In September 2017, the New York City Comptroller (NYCC) launched the Boardroom Accountability Project 2.0 – an initiative that was designed to put pressure on large public companies to “refresh” their boards to make them “more diverse, independent and climate-competent.”
The initial phase of the Boardroom Accountability Project, launched in 2014, focused on bringing proxy access to the mainstream, and, coupled with significant support from other institutional investors, fueled the dramatic increase in the adoption of proxy access by-laws over the last three years. The second phase, which focused on those companies that had adopted (or will soon adopt) proxy access, was designed to use the threat of proxy access to force companies to engage in a discussion on board diversity.
In connection with the second phase, the NYCC sent letters to the chairs of the nominating and governance committees of 151 U.S. public companies asking them to:
Boardroom Accountability Project 2.0
- Provide the NYCC with enhanced disclosure in the proxy outlining each director’s race/ethnicity, gender and sexual orientation, along with each director’s skills and experience in a matrix format
- Engage in a discussion directly with the NYCC on board refreshment, including reviewing the company’s director matrix
- Facilitate the NYCC’s involvement in the board’s process to identify potential director candidates
A large percentage of the companies engaged with the NYCC on board refreshment and many committed to make changes to their disclosures. And there was little likelihood that they would not. The NYCC’s request for a director skills matrix as a tool to promote diversity had broad support among other large public pension funds – eight of them signed a petition asking the SEC for a rule requiring one. Additionally, the prospect of a shareholder proposal or, even worse, a “vote against” campaign directed against nominating and governance committee directors was not something many wanted to take on. The NYCC actually did submit shareholder proposals in 2018 to six targeted companies requesting they include a directors’ skills matrix in their proxy – the NYCC withdrew five of those proposals when the companies agreed to disclosure changes.
In June 2018, the NYCC announced the results of this second phase and claimed victory. According to the NYCC, 85 of the 151 companies “adopted improved processes and increased transparency regarding board quality, diversity and refreshment” and that the activities of the NYCC are “changing boardroom culture” that is “leading companies to cast a wider net for directors without sacrificing quality.”
In the case of the proxy access effort, success was not only evidenced by the adoption of proxy access by those companies that were targeted by the NYCC but, more significantly, by the number of companies that adopted proxy access in response to a recognition that the tide had changed – proxy access had become a governance best practice to the largest institutional investors.

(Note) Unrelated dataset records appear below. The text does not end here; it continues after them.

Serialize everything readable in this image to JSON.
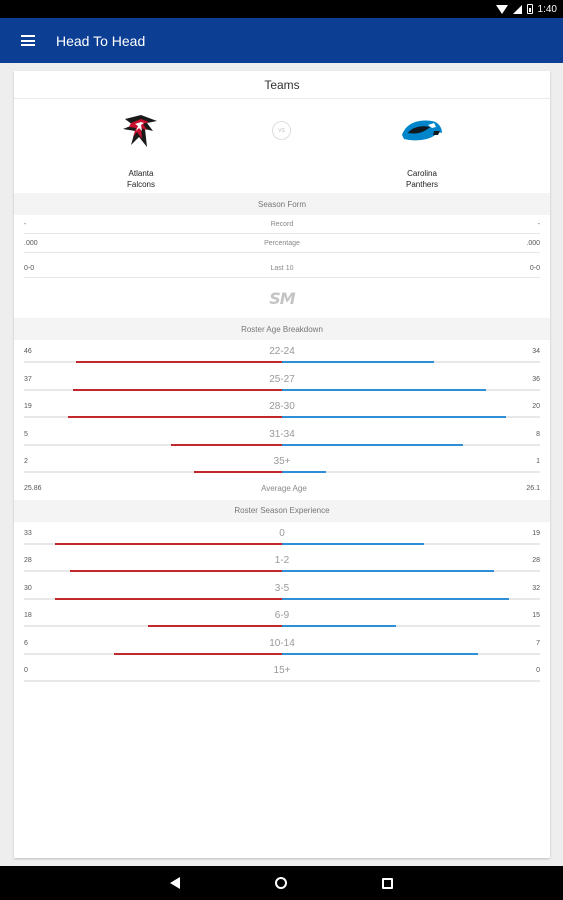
{
  "status_bar": {
    "time": "1:40"
  },
  "app_bar": {
    "title": "Head To Head"
  },
  "card": {
    "title": "Teams",
    "vs": "VS",
    "left_team": {
      "name_line1": "Atlanta",
      "name_line2": "Falcons",
      "color": "#c0282d"
    },
    "right_team": {
      "name_line1": "Carolina",
      "name_line2": "Panthers",
      "color": "#2f8fd4"
    }
  },
  "season_form": {
    "title": "Season Form",
    "rows": [
      {
        "label": "Record",
        "left": "-",
        "right": "-"
      },
      {
        "label": "Percentage",
        "left": ".000",
        "right": ".000"
      },
      {
        "label": "Last 10",
        "left": "0-0",
        "right": "0-0"
      }
    ]
  },
  "brand": {
    "logo_text": "SM"
  },
  "age_breakdown": {
    "title": "Roster Age Breakdown",
    "rows": [
      {
        "label": "22-24",
        "left": "46",
        "right": "34",
        "left_frac": 0.8,
        "right_frac": 0.59
      },
      {
        "label": "25-27",
        "left": "37",
        "right": "36",
        "left_frac": 0.81,
        "right_frac": 0.79
      },
      {
        "label": "28-30",
        "left": "19",
        "right": "20",
        "left_frac": 0.83,
        "right_frac": 0.87
      },
      {
        "label": "31-34",
        "left": "5",
        "right": "8",
        "left_frac": 0.43,
        "right_frac": 0.7
      },
      {
        "label": "35+",
        "left": "2",
        "right": "1",
        "left_frac": 0.34,
        "right_frac": 0.17
      }
    ],
    "average": {
      "label": "Average Age",
      "left": "25.86",
      "right": "26.1"
    }
  },
  "experience": {
    "title": "Roster Season Experience",
    "rows": [
      {
        "label": "0",
        "left": "33",
        "right": "19",
        "left_frac": 0.88,
        "right_frac": 0.55
      },
      {
        "label": "1-2",
        "left": "28",
        "right": "28",
        "left_frac": 0.82,
        "right_frac": 0.82
      },
      {
        "label": "3-5",
        "left": "30",
        "right": "32",
        "left_frac": 0.88,
        "right_frac": 0.88
      },
      {
        "label": "6-9",
        "left": "18",
        "right": "15",
        "left_frac": 0.52,
        "right_frac": 0.44
      },
      {
        "label": "10-14",
        "left": "6",
        "right": "7",
        "left_frac": 0.65,
        "right_frac": 0.76
      },
      {
        "label": "15+",
        "left": "0",
        "right": "0",
        "left_frac": 0,
        "right_frac": 0
      }
    ]
  }
}
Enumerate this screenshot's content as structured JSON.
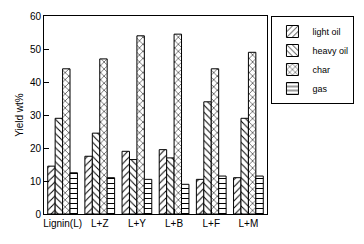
{
  "chart_data": {
    "type": "bar",
    "y_label": "Yield wt%",
    "categories": [
      "Lignin(L)",
      "L+Z",
      "L+Y",
      "L+B",
      "L+F",
      "L+M"
    ],
    "series": [
      {
        "name": "light oil",
        "color": "#000000",
        "values": [
          14.5,
          17.5,
          19,
          19.5,
          10.5,
          11
        ]
      },
      {
        "name": "heavy oil",
        "color": "#000000",
        "values": [
          29,
          24.5,
          16.5,
          17,
          34,
          29
        ]
      },
      {
        "name": "char",
        "color": "#000000",
        "values": [
          44,
          47,
          54,
          54.5,
          44,
          49
        ]
      },
      {
        "name": "gas",
        "color": "#000000",
        "values": [
          12.5,
          11,
          10.5,
          9,
          11.5,
          11.5
        ]
      }
    ],
    "ylim": [
      0,
      60
    ],
    "yticks": [
      0,
      10,
      20,
      30,
      40,
      50,
      60
    ],
    "grid": false,
    "legend": "upper right"
  }
}
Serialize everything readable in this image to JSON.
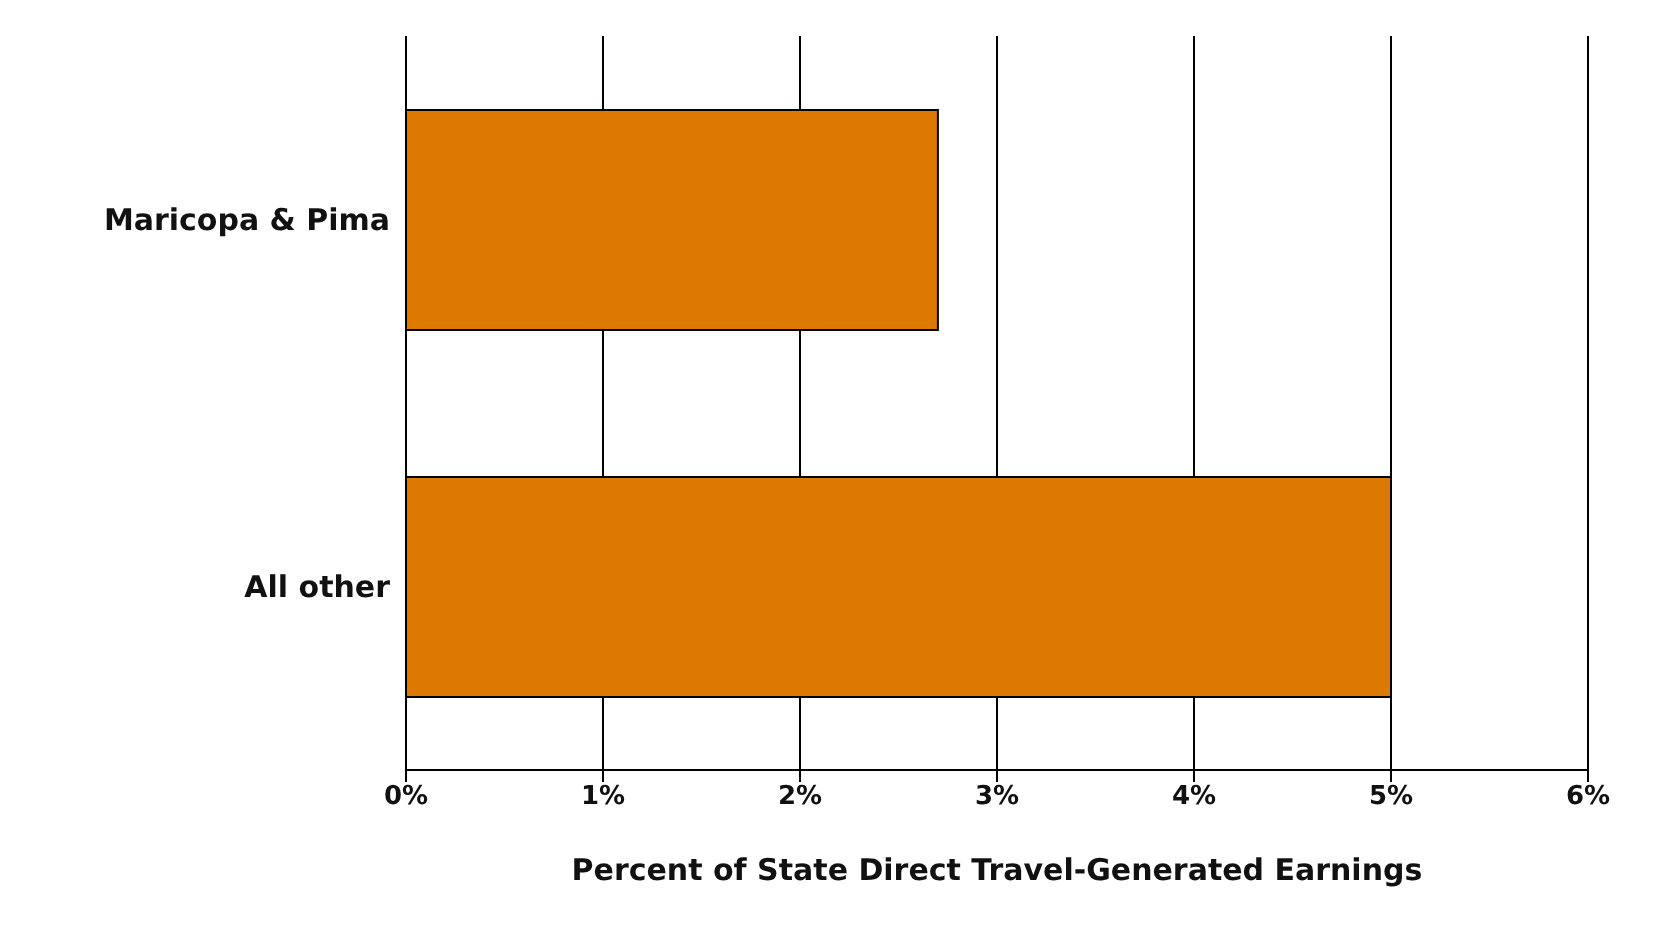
{
  "chart_data": {
    "type": "bar",
    "orientation": "horizontal",
    "categories": [
      "Maricopa & Pima",
      "All other"
    ],
    "values": [
      2.7,
      5.0
    ],
    "color": "#dd7800",
    "xlim": [
      0,
      6
    ],
    "xticks": [
      {
        "value": 0,
        "label": "0%"
      },
      {
        "value": 1,
        "label": "1%"
      },
      {
        "value": 2,
        "label": "2%"
      },
      {
        "value": 3,
        "label": "3%"
      },
      {
        "value": 4,
        "label": "4%"
      },
      {
        "value": 5,
        "label": "5%"
      },
      {
        "value": 6,
        "label": "6%"
      }
    ],
    "xlabel": "Percent of State Direct Travel-Generated Earnings",
    "grid": "x",
    "legend": false
  }
}
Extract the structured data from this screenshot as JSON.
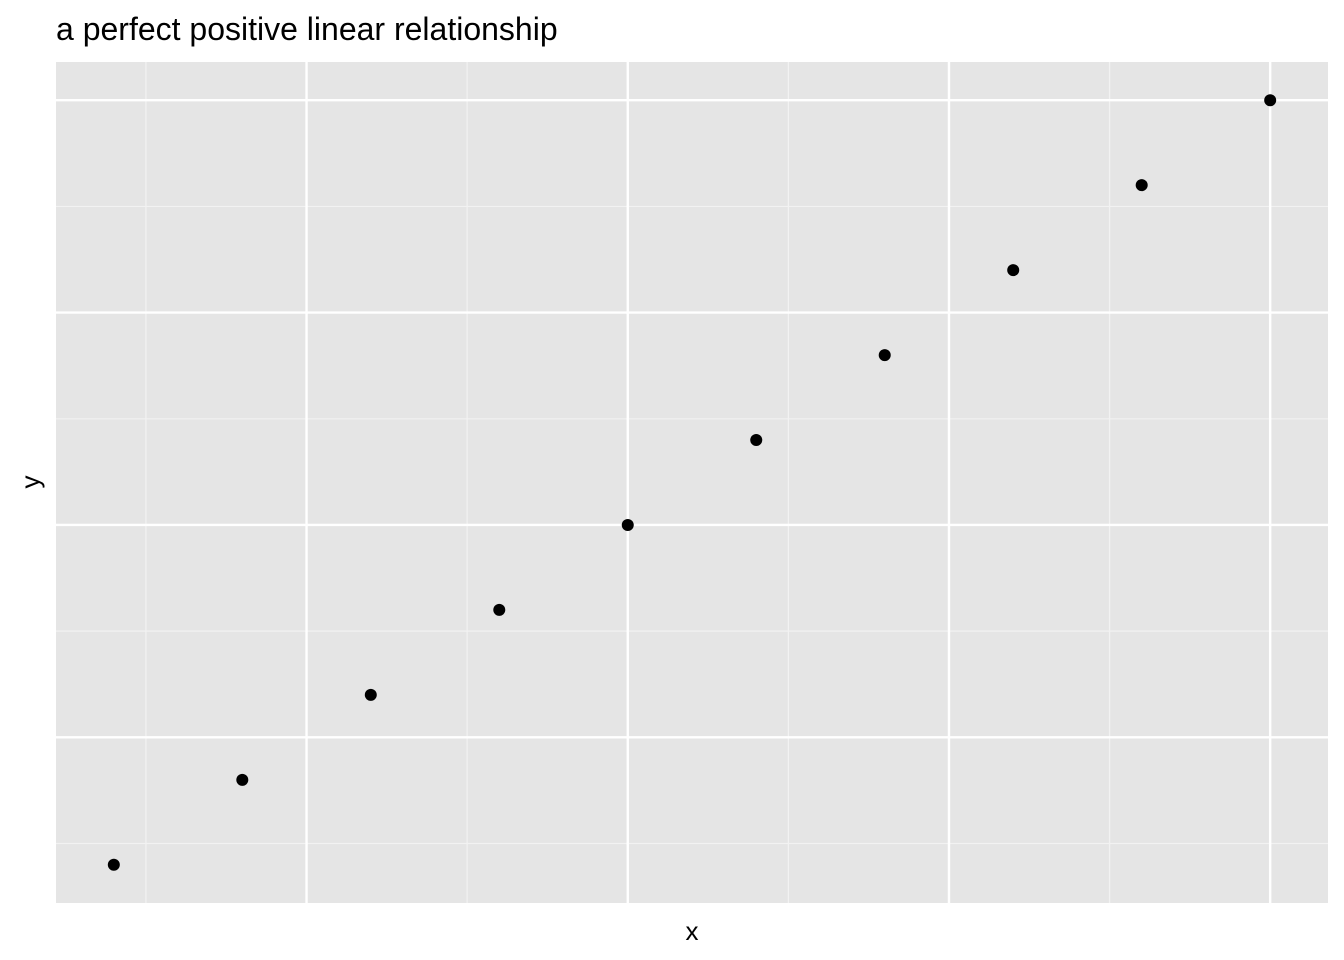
{
  "chart_data": {
    "type": "scatter",
    "title": "a perfect positive linear relationship",
    "x_label": "x",
    "y_label": "y",
    "x": [
      1,
      2,
      3,
      4,
      5,
      6,
      7,
      8,
      9,
      10
    ],
    "values": [
      1,
      2,
      3,
      4,
      5,
      6,
      7,
      8,
      9,
      10
    ],
    "color": "#000000",
    "xlim": [
      0.55,
      10.45
    ],
    "ylim": [
      0.55,
      10.45
    ],
    "xticks": [
      2.5,
      5,
      7.5,
      10
    ],
    "yticks": [
      2.5,
      5,
      7.5,
      10
    ],
    "x_minor_ticks": [
      1.25,
      3.75,
      6.25,
      8.75
    ],
    "y_minor_ticks": [
      1.25,
      3.75,
      6.25,
      8.75
    ],
    "grid": true
  }
}
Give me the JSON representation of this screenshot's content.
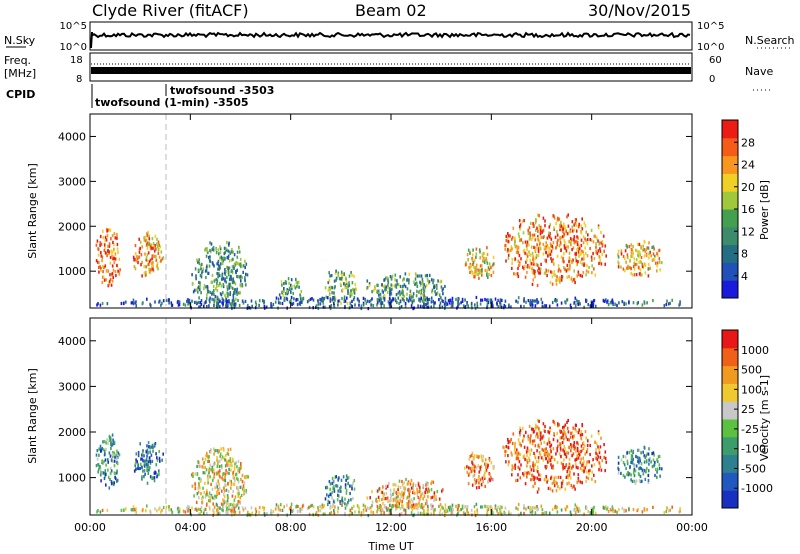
{
  "header": {
    "station": "Clyde River (fitACF)",
    "beam": "Beam 02",
    "date": "30/Nov/2015"
  },
  "small_panels": {
    "nsky_label": "N.Sky",
    "nsky_ticks": [
      "10^5",
      "10^0"
    ],
    "nsearch_label": "N.Search",
    "nsearch_ticks": [
      "10^5",
      "10^0"
    ],
    "freq_label_1": "Freq.",
    "freq_label_2": "[MHz]",
    "freq_ticks": [
      "18",
      "8"
    ],
    "nave_label": "Nave",
    "nave_ticks": [
      "60",
      "0"
    ],
    "cpid_label": "CPID",
    "cpid_1": "twofsound -3503",
    "cpid_2": "twofsound (1-min) -3505"
  },
  "chart_data": [
    {
      "type": "heatmap",
      "title": "",
      "xlabel": "Time UT",
      "ylabel": "Slant Range [km]",
      "xlim": [
        0,
        24
      ],
      "ylim": [
        180,
        4500
      ],
      "xticks": [
        "00:00",
        "04:00",
        "08:00",
        "12:00",
        "16:00",
        "20:00",
        "00:00"
      ],
      "yticks": [
        1000,
        2000,
        3000,
        4000
      ],
      "colorbar": {
        "label": "Power [dB]",
        "range": [
          0,
          32
        ],
        "ticks": [
          "4",
          "8",
          "12",
          "16",
          "20",
          "24",
          "28"
        ],
        "colors": [
          "#1a1adc",
          "#2050b8",
          "#246e84",
          "#3c8c6c",
          "#44a050",
          "#a0c83c",
          "#f0d024",
          "#f89620",
          "#f45c18",
          "#ea1c14"
        ]
      },
      "scatter_regions": [
        {
          "t0": 0.2,
          "t1": 1.2,
          "r0": 700,
          "r1": 2000,
          "level": 0.85
        },
        {
          "t0": 1.7,
          "t1": 2.9,
          "r0": 900,
          "r1": 1900,
          "level": 0.75
        },
        {
          "t0": 4.0,
          "t1": 6.3,
          "r0": 200,
          "r1": 1700,
          "level": 0.35
        },
        {
          "t0": 7.5,
          "t1": 8.5,
          "r0": 300,
          "r1": 900,
          "level": 0.4
        },
        {
          "t0": 9.3,
          "t1": 10.6,
          "r0": 300,
          "r1": 1100,
          "level": 0.45
        },
        {
          "t0": 11.0,
          "t1": 14.2,
          "r0": 300,
          "r1": 1000,
          "level": 0.4
        },
        {
          "t0": 14.9,
          "t1": 16.1,
          "r0": 800,
          "r1": 1600,
          "level": 0.65
        },
        {
          "t0": 16.4,
          "t1": 20.6,
          "r0": 700,
          "r1": 2300,
          "level": 0.8
        },
        {
          "t0": 21.0,
          "t1": 22.8,
          "r0": 900,
          "r1": 1700,
          "level": 0.7
        },
        {
          "t0": 0.0,
          "t1": 24.0,
          "r0": 200,
          "r1": 450,
          "level": 0.2
        }
      ]
    },
    {
      "type": "heatmap",
      "title": "",
      "xlabel": "Time UT",
      "ylabel": "Slant Range [km]",
      "xlim": [
        0,
        24
      ],
      "ylim": [
        180,
        4500
      ],
      "xticks": [
        "00:00",
        "04:00",
        "08:00",
        "12:00",
        "16:00",
        "20:00",
        "00:00"
      ],
      "yticks": [
        1000,
        2000,
        3000,
        4000
      ],
      "colorbar": {
        "label": "Velocity [m s-1]",
        "ticks": [
          "1000",
          "500",
          "100",
          "25",
          "-25",
          "-100",
          "-500",
          "-1000"
        ],
        "colors": [
          "#1830c0",
          "#2058c0",
          "#2c8090",
          "#3c9c6c",
          "#5cc040",
          "#c8c8c8",
          "#f0c830",
          "#f09a20",
          "#f06018",
          "#e81818"
        ]
      },
      "scatter_regions": [
        {
          "t0": 0.2,
          "t1": 1.2,
          "r0": 800,
          "r1": 2000,
          "level": 0.3
        },
        {
          "t0": 1.7,
          "t1": 2.9,
          "r0": 900,
          "r1": 1900,
          "level": 0.2
        },
        {
          "t0": 4.0,
          "t1": 6.3,
          "r0": 200,
          "r1": 1700,
          "level": 0.6
        },
        {
          "t0": 9.3,
          "t1": 10.6,
          "r0": 400,
          "r1": 1100,
          "level": 0.3
        },
        {
          "t0": 11.0,
          "t1": 14.2,
          "r0": 300,
          "r1": 1000,
          "level": 0.7
        },
        {
          "t0": 14.9,
          "t1": 16.1,
          "r0": 800,
          "r1": 1600,
          "level": 0.8
        },
        {
          "t0": 16.4,
          "t1": 20.6,
          "r0": 700,
          "r1": 2300,
          "level": 0.85
        },
        {
          "t0": 21.0,
          "t1": 22.8,
          "r0": 900,
          "r1": 1700,
          "level": 0.3
        },
        {
          "t0": 0.0,
          "t1": 24.0,
          "r0": 200,
          "r1": 450,
          "level": 0.6
        }
      ]
    }
  ]
}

Will the director skills matrix become a proxy disclosure best practice? The NYCC appears to be pushing it. The NYCC believes it was successful in getting more than half of the targeted companies to improve their disclosures and it is ready to use shareholder proposals (or the threat of one) to push more companies for enhanced disclosure.
The real message for boards, however, is the importance of board refreshment and demonstrating to shareholders that meaningful progress towards achieving diversity on the board has occurred. And it is not just the NYCC pushing for results. Companies are receiving shareholder proposals that would require the board to include qualified women and minority candidates in the list of possible director nominees. And, in the face of consumer, employee and investor reactions to board diversity issues, companies are finding it very difficult to oppose such shareholder proposals. The largest institutional investors have also been increasingly flexing their muscles on board diversity. BlackRock and State Street, for example, actively support shareholder proposals targeting board diversity, such as proposals seeking board reports on efforts taken to nominate diverse candidates to the board. Equally as important, nominating committees that are not making progress towards refreshing their boards with diverse director nominees have seen votes against their members in annual director elections. The proxy advisory firms, Glass Lewis and ISS, have also spoken more forcefully about the importance of boards taking affirmative steps to address diversity on the board. In fact, Glass Lewis has stated that beginning in 2019 it will recommend a vote against the chair of the nominating committee for larger companies with no female directors. Gender diversity is also being fueled by state legislative actions proposing quotas for female representation on the board.